8/10
New Wind Sweeps Clean
7 December 2003
Warning: Spoilers
SPOILERS.

It doesn't start out promising. As in "American Beauty," we hear Kevin Spacey's exhausted voice-over telling us how he was physically mishandled by his father and how empty his life is now. A brief marriage to a half-mad Kate Blanchett results in a child, Bunny, but it doesn't seem to help Spacey. At his father's funeral he runs into an aunt from a Canadian maritime province and, having no particular reason for existence in upstate New York, travels home with her.

That's when the story proper begins to get a bit more lively. This is a barren windswept place, tucked so far up into the northern latitudes that even at noon objects leave long shadows on the salt grass. People fish in this small village. They eat "seal flipper pies" made of the more cartilaginous parts of the fin. People speak with a kind of mid-Atlantic accent and they have queer names like Card and Buggitt and Quoyle. The town seems so dull that one day the tide may go out and never come back.

But it's livelier than it sounds underneath those lowering skies. Spacey gets a job at the local newspaper, The Gammy Bird or something like that. Well, okay, it's not the New York Times, but even the Pt. Reyes Lighthouse won a Pulitzer a few years ago. His assignment: write the shipping news, detailing which ships enter and leave port, and throw in any relevant bits of information. Also cover the regular car wrecks. Spacey runs into the couple who have just brought a yacht into harbor, a yacht that was built for Adolph Hitler, and does a story on it, much to the pleasure of the editor (Scott Glenn) who spends most of his time fishing. His career as journalist progresses, punctuated by the headlines he gradually learns to compose. An older colleague takes him to the shore, tells him to look at the horizon, and describe what he sees. "There are some mountains -- and a lot of dark clouds," ventures Spacey. "Nope: IMMINENT STORM THREATENS VILLAGE," says his mentor. "But what if it doesn't come?" Spacey asks. Answer: "DANGEROUS STORM SPARES VILLAGE."

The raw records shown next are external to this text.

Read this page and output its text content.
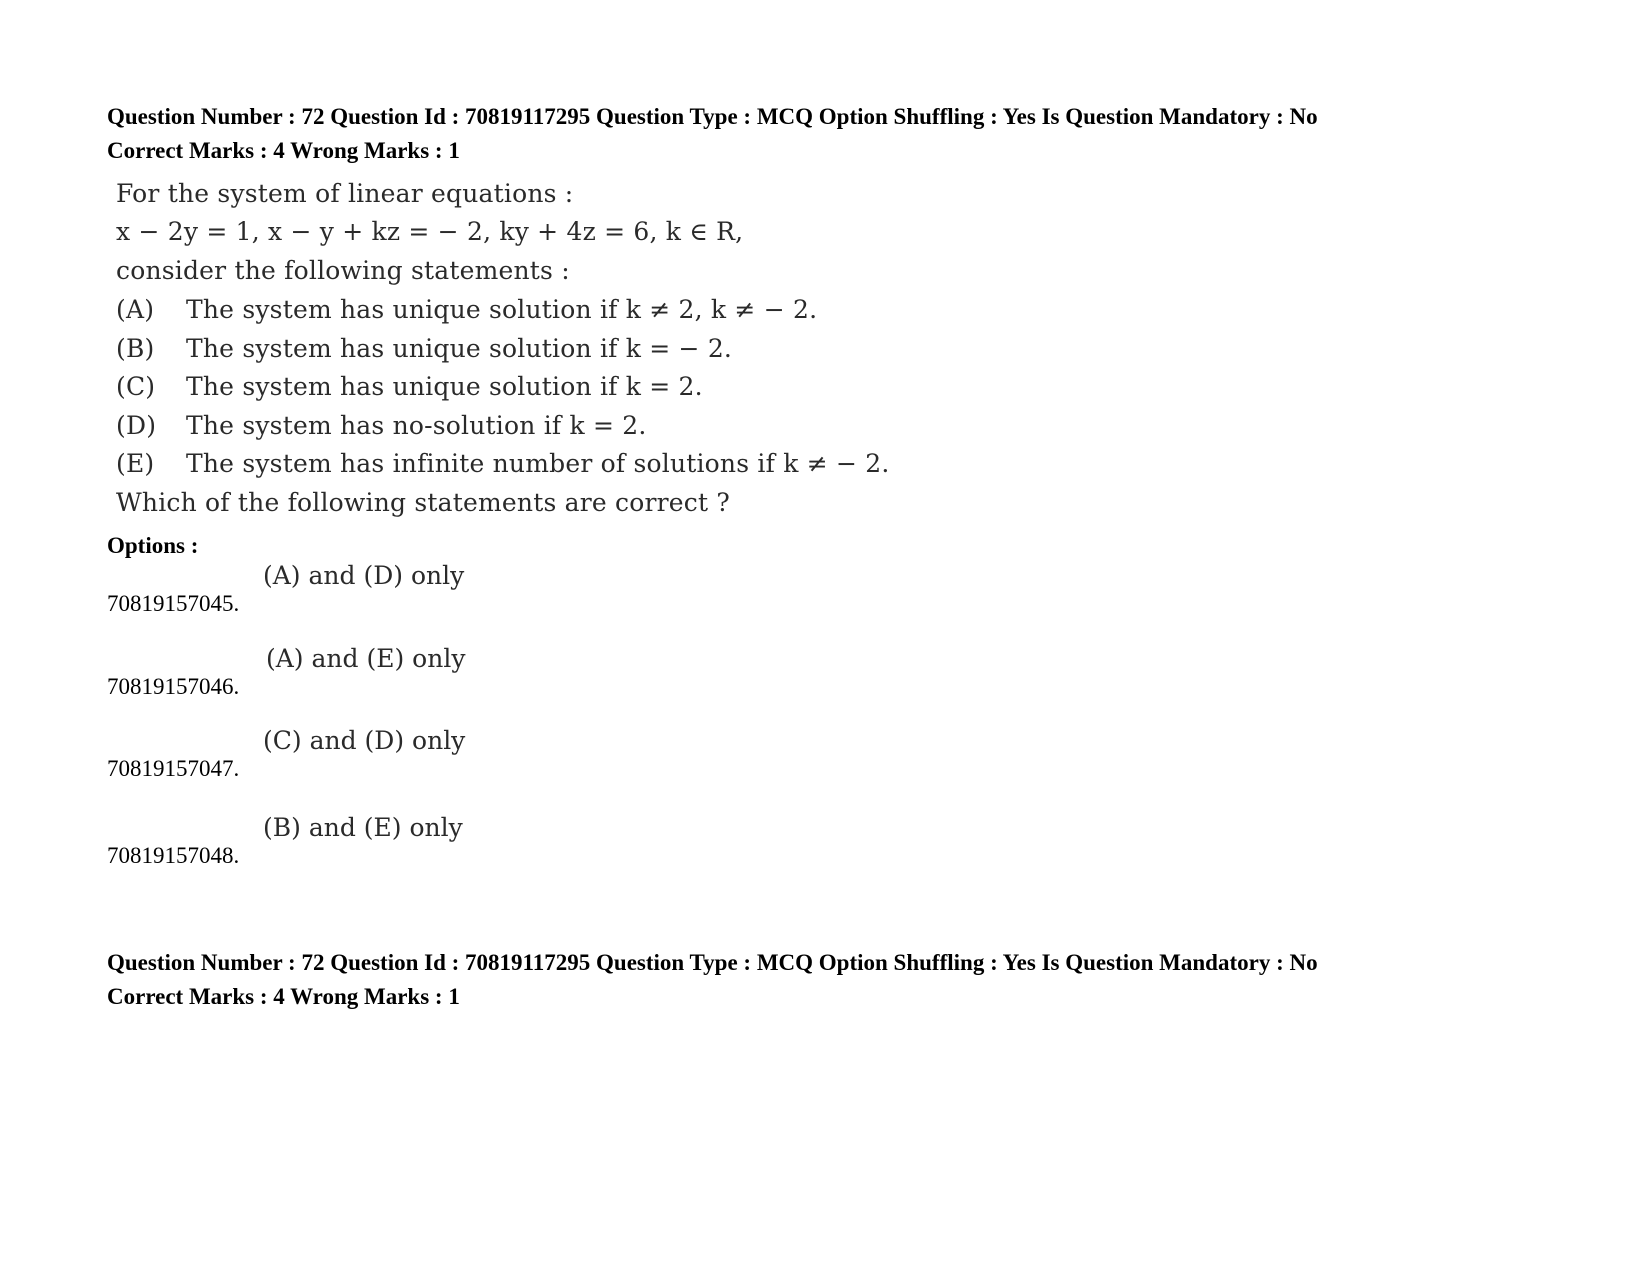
Question Number : 72 Question Id : 70819117295 Question Type : MCQ Option Shuffling : Yes Is Question Mandatory : No
Correct Marks : 4 Wrong Marks : 1
For the system of linear equations :
x − 2y = 1, x − y + kz = − 2, ky + 4z = 6, k ∈ R,
consider the following statements :
(A) The system has unique solution if k ≠ 2, k ≠ − 2.
(B) The system has unique solution if k = − 2.
(C) The system has unique solution if k = 2.
(D) The system has no-solution if k = 2.
(E) The system has infinite number of solutions if k ≠ − 2.
Which of the following statements are correct ?
Options :
70819157045.
(A) and (D) only
70819157046.
(A) and (E) only
70819157047.
(C) and (D) only
70819157048.
(B) and (E) only
Question Number : 72 Question Id : 70819117295 Question Type : MCQ Option Shuffling : Yes Is Question Mandatory : No
Correct Marks : 4 Wrong Marks : 1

There's a lot of humor in this film actually but none of it is played for laughs. It's the kind of humor that grows out of everyday encounters, unremarked upon but palpably there. Much of it is provided by the headlines. After some social coup, Spacey smiles with satisfaction and muses, "CLUMSY MAN STUNS CROWD." (It's a little like the "Windbag" chapter in "Ulysses.")

Spacey also runs into Julianne Moore, than whom there is no less glamorous or more talented actress on screen these days, who has a retarded child and a punk history of her own. The romance moves slowly and tentatively along as it might in life outside of the movies. The couple do not throw themselves into bed on their first night together and dissolve in an ecstasy of sighs and moans.

But it's basically the story of Spacey's self discovery. Nothing as simple as, "EMPTY MAN GOES HOME AND FINDS HIS ROOTS." Not a bit of it. His family has a lunatic and criminal history on these islands and the secrets are uncovered bit by bit, a patchwork of incest, rape, torture, piracy, and murder, all symbolized by a dreary haunted-looking old house anchored to the stone shore by steel cables and turnbuckles to hold it against the storms.

Well, a storm finally does lash the village. I was in such a storm, a hurricane in fact, in a small seaside village outside of Pago Pago in American Samoa. After a day and a night of savagery the dawn came and I was amazed after I'd crawled out from what was left of the place into the crisp new air -- trees down, bushes blasted away, huts shredded, and a majestic vista now that so many obstructions had been flattened. Something like that happens here. The final headline: "STORM DESTROYS HOUSE. LEAVES EXCELLENT VIEW."

I can't NOT mention Kevin Spacey's performance. He's so wispy and insensate at the beginning that he barely exists. He's heavier than usual here and walks in a fitting fashion. Now this is much tougher than what Russell Crowe did with his shambling in "A Beautiful Mind," or Dustin Hoffman's tics in "Rain Man," because Spacey has not to EMBODY a mental illness but to suggest a spiritual one. His performance is as close to perfection as it's possible to imagine, although by definition it must lack bravura. Moore is first rate, as usual, her flattish face almost luminous with sensibility, and the smaller parts are just fine. So is the direction. Spacey has, by my count, three nightmares about his childhood and not once does he wake up and thrust his face into the camera and scream. The score is understated during the film but rackets along behind the credits percussively in something like 6/8 time.

See this if you can, really, for an acting lesson if for no other reason, as long as you don't expect to find a slasher crawling through a fish factory with a chef's knife.